Ca commence comme ça... Tout au bout du couloir, il y a une porte. Un enfant avec une salopette à bretelles se tient sur son seuil. Pourquoi préciser que la salopette est à bretelles? Parce que c'est plus rigolo. Les mots ont leur importance, on imagine mieux les choses. La main sur la poignée, l'enfant entrouvre la porte. Chuuuuuut! Doucement, ne pas la faire grincer...au risque de révéler sa présence. Glisser un oeil, puis le bout du nez...y'a personne. C'est le bon moment...

Petits picotements. Il est si délicieux de braver l'interdit. Pas à pas, sur la pointe des pieds, l'enfant marche avec précaution sur le vieux parquet de chêne. Les craquements résonnent dans le silence feutré de la vieille bibliothèque. Un silence au parfum de cire ancienne, de reliures en cuir et papiers jaunis. Il faut atteindre sans bruit l'escabeau de bois, là-bas. De ces curieux escabeaux dont les quelques marches montent en colimaçon, un peu comme si l'on gravissait l'intérieur d'un coquillage géant. A pas de souris, choisir où poser le pied, la bonne latte de bois, celle qui trahira le moins la présence d'un intrus. Et puis, il ne faut pas réveiller les histoires. Des histoires par milliers, blotties les unes contres les autres, endormies au creux des étagères.
Tout en haut de l'escabeau, il y a un petit siège, surmonté d'un pupitre incliné. Le but du périlleux voyage est atteint. On est bien là-haut. On est grand, enfin! On domine l'ensemble de la bibliothèque. On domine le monde...
On dirait...que je suis le gardien de phare...
On dirait...que je suis sur les épaules d'un géant.

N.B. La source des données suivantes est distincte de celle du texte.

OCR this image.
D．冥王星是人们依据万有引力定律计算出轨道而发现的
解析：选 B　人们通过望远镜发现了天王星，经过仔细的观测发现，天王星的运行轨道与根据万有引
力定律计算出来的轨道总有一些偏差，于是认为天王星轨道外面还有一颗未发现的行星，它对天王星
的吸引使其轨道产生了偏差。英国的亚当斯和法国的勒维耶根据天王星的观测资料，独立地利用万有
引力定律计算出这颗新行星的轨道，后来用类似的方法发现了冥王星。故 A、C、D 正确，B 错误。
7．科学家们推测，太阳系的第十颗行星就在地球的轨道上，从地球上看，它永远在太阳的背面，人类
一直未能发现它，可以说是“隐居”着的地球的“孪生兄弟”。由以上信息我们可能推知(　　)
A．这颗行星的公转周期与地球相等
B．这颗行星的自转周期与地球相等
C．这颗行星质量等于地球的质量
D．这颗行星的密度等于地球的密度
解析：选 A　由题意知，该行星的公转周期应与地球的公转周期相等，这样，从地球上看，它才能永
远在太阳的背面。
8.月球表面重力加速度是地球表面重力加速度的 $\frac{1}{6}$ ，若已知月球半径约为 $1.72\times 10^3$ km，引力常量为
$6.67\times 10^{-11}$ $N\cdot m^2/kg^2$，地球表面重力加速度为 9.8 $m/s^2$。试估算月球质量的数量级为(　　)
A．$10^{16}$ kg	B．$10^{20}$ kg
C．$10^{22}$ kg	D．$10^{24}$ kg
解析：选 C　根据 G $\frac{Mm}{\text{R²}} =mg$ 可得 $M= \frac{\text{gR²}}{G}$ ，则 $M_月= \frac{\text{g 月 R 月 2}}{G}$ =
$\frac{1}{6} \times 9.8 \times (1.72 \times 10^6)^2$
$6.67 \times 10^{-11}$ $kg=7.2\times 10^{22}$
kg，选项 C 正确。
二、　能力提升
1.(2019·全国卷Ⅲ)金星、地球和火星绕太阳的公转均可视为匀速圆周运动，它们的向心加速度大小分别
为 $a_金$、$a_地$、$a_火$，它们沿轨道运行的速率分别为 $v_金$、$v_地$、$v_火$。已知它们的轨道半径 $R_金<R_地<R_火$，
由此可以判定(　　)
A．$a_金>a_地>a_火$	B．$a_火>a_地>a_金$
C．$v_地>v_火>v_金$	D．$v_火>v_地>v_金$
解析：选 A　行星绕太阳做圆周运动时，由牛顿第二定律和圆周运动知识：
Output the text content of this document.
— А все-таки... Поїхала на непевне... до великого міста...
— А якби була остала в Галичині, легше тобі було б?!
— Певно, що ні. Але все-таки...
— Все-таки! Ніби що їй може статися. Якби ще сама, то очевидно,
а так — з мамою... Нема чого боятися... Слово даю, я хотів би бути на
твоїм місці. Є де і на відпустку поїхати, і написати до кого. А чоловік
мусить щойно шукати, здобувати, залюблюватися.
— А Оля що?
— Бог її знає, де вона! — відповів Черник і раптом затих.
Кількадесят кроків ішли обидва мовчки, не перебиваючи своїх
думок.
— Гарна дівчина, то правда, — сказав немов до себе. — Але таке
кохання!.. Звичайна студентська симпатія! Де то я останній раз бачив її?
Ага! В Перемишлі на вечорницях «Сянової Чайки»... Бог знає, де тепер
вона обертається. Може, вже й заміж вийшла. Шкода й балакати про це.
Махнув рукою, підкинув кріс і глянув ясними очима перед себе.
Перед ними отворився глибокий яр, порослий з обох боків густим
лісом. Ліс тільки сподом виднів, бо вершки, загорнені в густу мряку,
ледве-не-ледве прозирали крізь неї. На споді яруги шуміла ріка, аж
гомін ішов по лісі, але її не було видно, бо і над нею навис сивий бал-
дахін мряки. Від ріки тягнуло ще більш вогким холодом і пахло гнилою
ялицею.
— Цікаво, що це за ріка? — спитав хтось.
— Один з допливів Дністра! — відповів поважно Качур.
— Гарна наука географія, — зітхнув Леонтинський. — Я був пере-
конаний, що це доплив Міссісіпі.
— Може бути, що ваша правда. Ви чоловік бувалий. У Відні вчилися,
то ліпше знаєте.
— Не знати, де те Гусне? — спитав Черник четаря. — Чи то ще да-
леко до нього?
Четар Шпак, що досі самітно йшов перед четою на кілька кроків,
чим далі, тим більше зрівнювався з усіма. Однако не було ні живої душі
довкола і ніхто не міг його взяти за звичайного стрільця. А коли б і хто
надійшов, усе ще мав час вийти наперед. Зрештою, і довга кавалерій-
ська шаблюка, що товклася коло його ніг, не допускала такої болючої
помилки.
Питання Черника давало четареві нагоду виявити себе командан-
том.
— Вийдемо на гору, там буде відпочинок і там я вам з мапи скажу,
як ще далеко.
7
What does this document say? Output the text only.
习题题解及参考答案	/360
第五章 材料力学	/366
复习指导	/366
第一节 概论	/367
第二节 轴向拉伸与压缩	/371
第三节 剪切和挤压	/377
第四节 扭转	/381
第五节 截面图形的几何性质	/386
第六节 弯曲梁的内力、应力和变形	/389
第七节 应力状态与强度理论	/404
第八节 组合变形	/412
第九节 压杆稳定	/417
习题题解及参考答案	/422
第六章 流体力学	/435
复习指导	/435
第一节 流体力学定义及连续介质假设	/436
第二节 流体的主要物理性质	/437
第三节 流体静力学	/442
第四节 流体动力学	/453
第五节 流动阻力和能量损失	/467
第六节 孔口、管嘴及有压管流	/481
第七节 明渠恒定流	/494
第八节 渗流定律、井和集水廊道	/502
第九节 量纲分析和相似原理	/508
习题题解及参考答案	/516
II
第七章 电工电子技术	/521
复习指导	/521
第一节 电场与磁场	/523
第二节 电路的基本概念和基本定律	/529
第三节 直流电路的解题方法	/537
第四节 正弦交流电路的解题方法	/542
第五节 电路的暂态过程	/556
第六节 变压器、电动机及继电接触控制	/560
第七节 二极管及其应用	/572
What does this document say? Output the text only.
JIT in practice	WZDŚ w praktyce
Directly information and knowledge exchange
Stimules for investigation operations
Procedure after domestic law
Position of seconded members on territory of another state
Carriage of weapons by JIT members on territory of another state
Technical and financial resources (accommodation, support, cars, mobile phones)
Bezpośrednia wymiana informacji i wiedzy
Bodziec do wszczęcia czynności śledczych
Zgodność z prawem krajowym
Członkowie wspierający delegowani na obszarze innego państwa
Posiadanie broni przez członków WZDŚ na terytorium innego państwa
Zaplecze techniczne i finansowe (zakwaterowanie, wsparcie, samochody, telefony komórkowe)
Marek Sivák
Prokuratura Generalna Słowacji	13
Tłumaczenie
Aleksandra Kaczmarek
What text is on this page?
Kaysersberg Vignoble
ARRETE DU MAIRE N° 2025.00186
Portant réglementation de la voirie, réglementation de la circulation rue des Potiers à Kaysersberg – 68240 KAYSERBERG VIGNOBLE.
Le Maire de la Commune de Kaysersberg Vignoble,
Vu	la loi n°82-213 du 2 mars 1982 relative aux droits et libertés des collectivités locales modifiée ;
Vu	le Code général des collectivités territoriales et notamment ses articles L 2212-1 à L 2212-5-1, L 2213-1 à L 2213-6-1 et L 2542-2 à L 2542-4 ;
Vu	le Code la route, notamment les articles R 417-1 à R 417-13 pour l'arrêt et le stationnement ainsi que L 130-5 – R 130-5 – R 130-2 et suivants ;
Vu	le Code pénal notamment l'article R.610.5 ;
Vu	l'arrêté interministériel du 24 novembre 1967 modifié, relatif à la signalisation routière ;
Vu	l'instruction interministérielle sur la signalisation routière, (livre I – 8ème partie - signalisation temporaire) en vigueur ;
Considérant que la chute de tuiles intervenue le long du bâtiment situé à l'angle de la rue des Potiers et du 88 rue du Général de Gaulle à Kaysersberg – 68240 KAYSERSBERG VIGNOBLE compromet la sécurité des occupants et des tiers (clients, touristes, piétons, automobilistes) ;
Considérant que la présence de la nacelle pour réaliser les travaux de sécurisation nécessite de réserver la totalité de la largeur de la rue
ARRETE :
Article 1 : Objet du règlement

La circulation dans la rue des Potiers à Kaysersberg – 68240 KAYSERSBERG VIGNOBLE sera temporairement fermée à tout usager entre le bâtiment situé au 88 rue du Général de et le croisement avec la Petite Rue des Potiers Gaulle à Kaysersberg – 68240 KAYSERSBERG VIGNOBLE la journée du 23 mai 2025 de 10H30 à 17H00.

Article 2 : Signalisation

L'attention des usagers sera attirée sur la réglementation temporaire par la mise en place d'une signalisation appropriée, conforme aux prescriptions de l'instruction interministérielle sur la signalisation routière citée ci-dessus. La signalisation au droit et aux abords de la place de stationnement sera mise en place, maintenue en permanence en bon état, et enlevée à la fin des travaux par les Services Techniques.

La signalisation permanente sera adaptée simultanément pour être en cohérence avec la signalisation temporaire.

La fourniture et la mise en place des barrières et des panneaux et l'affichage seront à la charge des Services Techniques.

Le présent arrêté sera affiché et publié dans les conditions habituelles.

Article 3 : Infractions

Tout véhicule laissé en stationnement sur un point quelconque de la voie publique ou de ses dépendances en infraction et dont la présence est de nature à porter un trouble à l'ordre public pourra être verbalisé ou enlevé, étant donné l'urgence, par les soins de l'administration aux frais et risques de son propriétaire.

Tiens! il y a un livre posé là sur le pupitre. Un livre, mis à disposition. Et comme la main de l'enfant effleurait la couverture, l'éprouvant du bout des doigts, le sortilège fit effet. L'enfant ouvrit le livre...et réveilla les histoires endormies. Nul ne le sait,pensez donc! Le secret est trop bien gardé. Nul ne sait qu'aux premières pages d'un récit, ainsi sont fait les livres, dès les premières pages, on touche du doigt...l'herbe d'oubli. Il en est un peu dans chacune des pages que l'on tourne. Au fur et à mesure que l'on avance dans l'histoire, la magie opère. On est emporté, transporté. On perd ainsi la mesure du temps.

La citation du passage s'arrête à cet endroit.